One of the most important things that you will learn in CNA training is how to produce proper documentation. It’s a critical responsibility that all healthcare professionals share. When you’re in the business of delivering care to many people at a time, keeping tabs on patients is a necessity.
But what exactly do nursing aides need to write down? Well, a lot! From a patient’s vital signs to their food intake, nursing aides need to take note of all relevant information on their patients. This includes procedures, medications, diagnostic tests results, and interactions with different healthcare professionals. The rule of thumb is, if it’s related to a patient’s medical care, then it has to be documented.
Here are 5 major rules of documentation that every nursing assistant needs to know.
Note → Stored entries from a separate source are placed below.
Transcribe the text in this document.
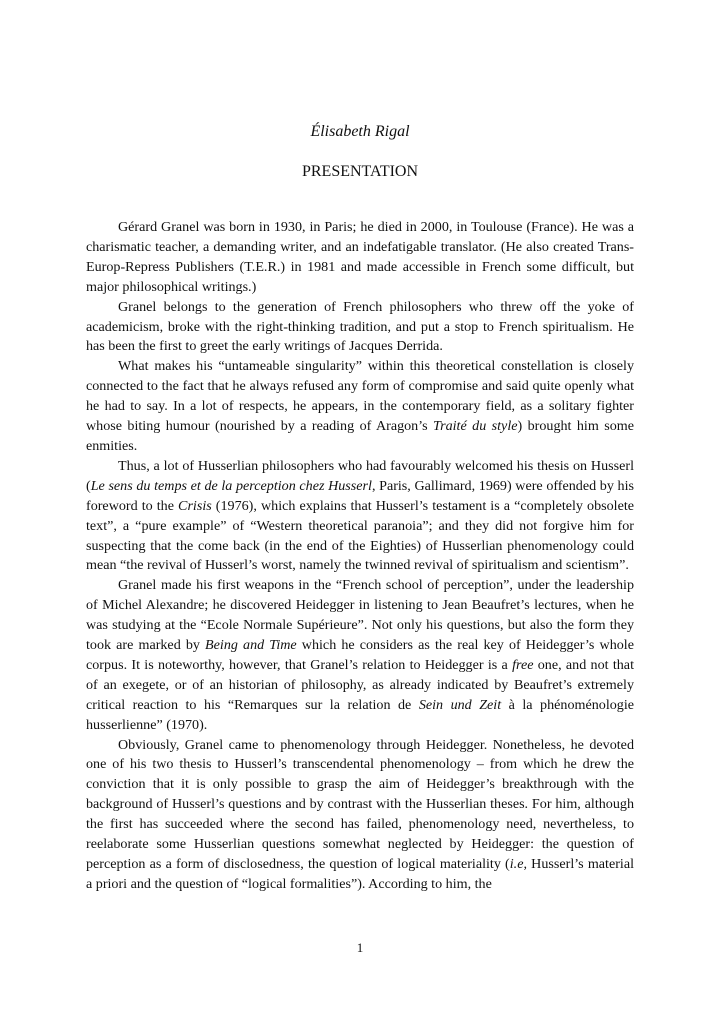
Élisabeth Rigal
PRESENTATION

Gérard Granel was born in 1930, in Paris; he died in 2000, in Toulouse (France). He was a charismatic teacher, a demanding writer, and an indefatigable translator. (He also created Trans-Europ-Repress Publishers (T.E.R.) in 1981 and made accessible in French some difficult, but major philosophical writings.)

Granel belongs to the generation of French philosophers who threw off the yoke of academicism, broke with the right-thinking tradition, and put a stop to French spiritualism. He has been the first to greet the early writings of Jacques Derrida.

What makes his “untameable singularity” within this theoretical constellation is closely connected to the fact that he always refused any form of compromise and said quite openly what he had to say. In a lot of respects, he appears, in the contemporary field, as a solitary fighter whose biting humour (nourished by a reading of Aragon’s Traité du style) brought him some enmities.

Thus, a lot of Husserlian philosophers who had favourably welcomed his thesis on Husserl (Le sens du temps et de la perception chez Husserl, Paris, Gallimard, 1969) were offended by his foreword to the Crisis (1976), which explains that Husserl’s testament is a “completely obsolete text”, a “pure example” of “Western theoretical paranoia”; and they did not forgive him for suspecting that the come back (in the end of the Eighties) of Husserlian phenomenology could mean “the revival of Husserl’s worst, namely the twinned revival of spiritualism and scientism”.

Granel made his first weapons in the “French school of perception”, under the leadership of Michel Alexandre; he discovered Heidegger in listening to Jean Beaufret’s lectures, when he was studying at the “Ecole Normale Supérieure”. Not only his questions, but also the form they took are marked by Being and Time which he considers as the real key of Heidegger’s whole corpus. It is noteworthy, however, that Granel’s relation to Heidegger is a free one, and not that of an exegete, or of an historian of philosophy, as already indicated by Beaufret’s extremely critical reaction to his “Remarques sur la relation de Sein und Zeit à la phénoménologie husserlienne” (1970).

Obviously, Granel came to phenomenology through Heidegger. Nonetheless, he devoted one of his two thesis to Husserl’s transcendental phenomenology – from which he drew the conviction that it is only possible to grasp the aim of Heidegger’s breakthrough with the background of Husserl’s questions and by contrast with the Husserlian theses. For him, although the first has succeeded where the second has failed, phenomenology need, nevertheless, to reelaborate some Husserlian questions somewhat neglected by Heidegger: the question of perception as a form of disclosedness, the question of logical materiality (i.e, Husserl’s material a priori and the question of “logical formalities”). According to him, the

1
If There Are No Records, It Didn’t Happen
Without proper documentation, it’s impossible to keep the whole medical up to speed with what’s happening with a patient. There will be no proof when a specific medication was administered or notes on the kind of treatment a patient is on. And we all know that in the medical field, failing to keep track of a patient can result in serious consequences.
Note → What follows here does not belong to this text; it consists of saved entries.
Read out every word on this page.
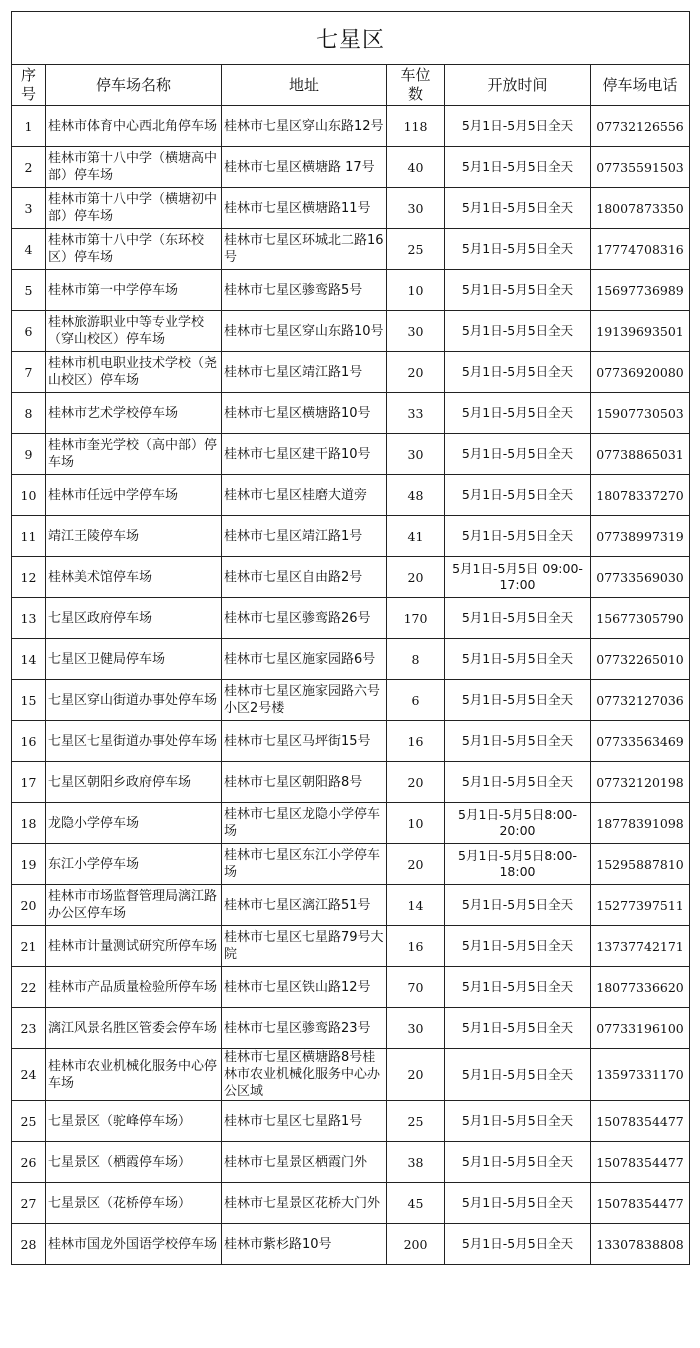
七星区					
序号	停车场名称	地址	车位数	开放时间	停车场电话
1	桂林市体育中心西北角停车场	桂林市七星区穿山东路12号	118	5月1日-5月5日全天	07732126556
2	桂林市第十八中学（横塘高中部）停车场	桂林市七星区横塘路 17号	40	5月1日-5月5日全天	07735591503
3	桂林市第十八中学（横塘初中部）停车场	桂林市七星区横塘路11号	30	5月1日-5月5日全天	18007873350
4	桂林市第十八中学（东环校区）停车场	桂林市七星区环城北二路16号	25	5月1日-5月5日全天	17774708316
5	桂林市第一中学停车场	桂林市七星区骖鸾路5号	10	5月1日-5月5日全天	15697736989
6	桂林旅游职业中等专业学校（穿山校区）停车场	桂林市七星区穿山东路10号	30	5月1日-5月5日全天	19139693501
7	桂林市机电职业技术学校（尧山校区）停车场	桂林市七星区靖江路1号	20	5月1日-5月5日全天	07736920080
8	桂林市艺术学校停车场	桂林市七星区横塘路10号	33	5月1日-5月5日全天	15907730503
9	桂林市奎光学校（高中部）停车场	桂林市七星区建干路10号	30	5月1日-5月5日全天	07738865031
10	桂林市任远中学停车场	桂林市七星区桂磨大道旁	48	5月1日-5月5日全天	18078337270
11	靖江王陵停车场	桂林市七星区靖江路1号	41	5月1日-5月5日全天	07738997319
12	桂林美术馆停车场	桂林市七星区自由路2号	20	5月1日-5月5日 09:00-17:00	07733569030
13	七星区政府停车场	桂林市七星区骖鸾路26号	170	5月1日-5月5日全天	15677305790
14	七星区卫健局停车场	桂林市七星区施家园路6号	8	5月1日-5月5日全天	07732265010
15	七星区穿山街道办事处停车场	桂林市七星区施家园路六号小区2号楼	6	5月1日-5月5日全天	07732127036
16	七星区七星街道办事处停车场	桂林市七星区马坪街15号	16	5月1日-5月5日全天	07733563469
17	七星区朝阳乡政府停车场	桂林市七星区朝阳路8号	20	5月1日-5月5日全天	07732120198
18	龙隐小学停车场	桂林市七星区龙隐小学停车场	10	5月1日-5月5日8:00-20:00	18778391098
19	东江小学停车场	桂林市七星区东江小学停车场	20	5月1日-5月5日8:00-18:00	15295887810
20	桂林市市场监督管理局漓江路办公区停车场	桂林市七星区漓江路51号	14	5月1日-5月5日全天	15277397511
21	桂林市计量测试研究所停车场	桂林市七星区七星路79号大院	16	5月1日-5月5日全天	13737742171
22	桂林市产品质量检验所停车场	桂林市七星区铁山路12号	70	5月1日-5月5日全天	18077336620
23	漓江风景名胜区管委会停车场	桂林市七星区骖鸾路23号	30	5月1日-5月5日全天	07733196100
24	桂林市农业机械化服务中心停车场	桂林市七星区横塘路8号桂林市农业机械化服务中心办公区域	20	5月1日-5月5日全天	13597331170
25	七星景区（驼峰停车场）	桂林市七星区七星路1号	25	5月1日-5月5日全天	15078354477
26	七星景区（栖霞停车场）	桂林市七星景区栖霞门外	38	5月1日-5月5日全天	15078354477
27	七星景区（花桥停车场）	桂林市七星景区花桥大门外	45	5月1日-5月5日全天	15078354477
28	桂林市国龙外国语学校停车场	桂林市紫杉路10号	200	5月1日-5月5日全天	13307838808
Write Down Your Notes Legibly
Even though health facilities are already switching from paper-based charts to electronic health records, it’s likely that you will still need to write something down on paper. When preparing written documentation, always make sure that you write it down legibly. Your notes are practically useless if no one can read them.
Follow A System
Most of what you’re going to learn in CNA training involves following a system. Charting is no exception. Following a charting system doesn’t just make it easier for everyone to be on the same page, it also helps you stay organized. When you’re following a system, you’re less likely to miss out the little details.
Never Change Your Entries
Once you write something on the chart, you can’t go back and change it on a whim. In most healthcare facilities, altering notes without following the procedure for corrections may result in legal action. Before writing anything down, make sure you’re 100% sure of what you’re writing. If you need to correct a mistake, ask your superior how to go about it since charting policies may differ at different facilities. Never erase or block it out on your own.
Be Accurate, Yet Concise
Always review what you wrote before signing it. Check whether you’ve included all important details that everyone on the medical team should know. You may feel tempted to write down as much information as you can, but most people just want to get straight to the point. As a nursing assistant, your job is to strike the perfect balance between being accurate and staying concise.
While documentation may seem quite tedious, it’s a task that needs to be done properly. Even if you’re a medical professional with basic CNA training, your input is just as important as anyone else’s. Remember, the medical team is counting on you so make every entry count.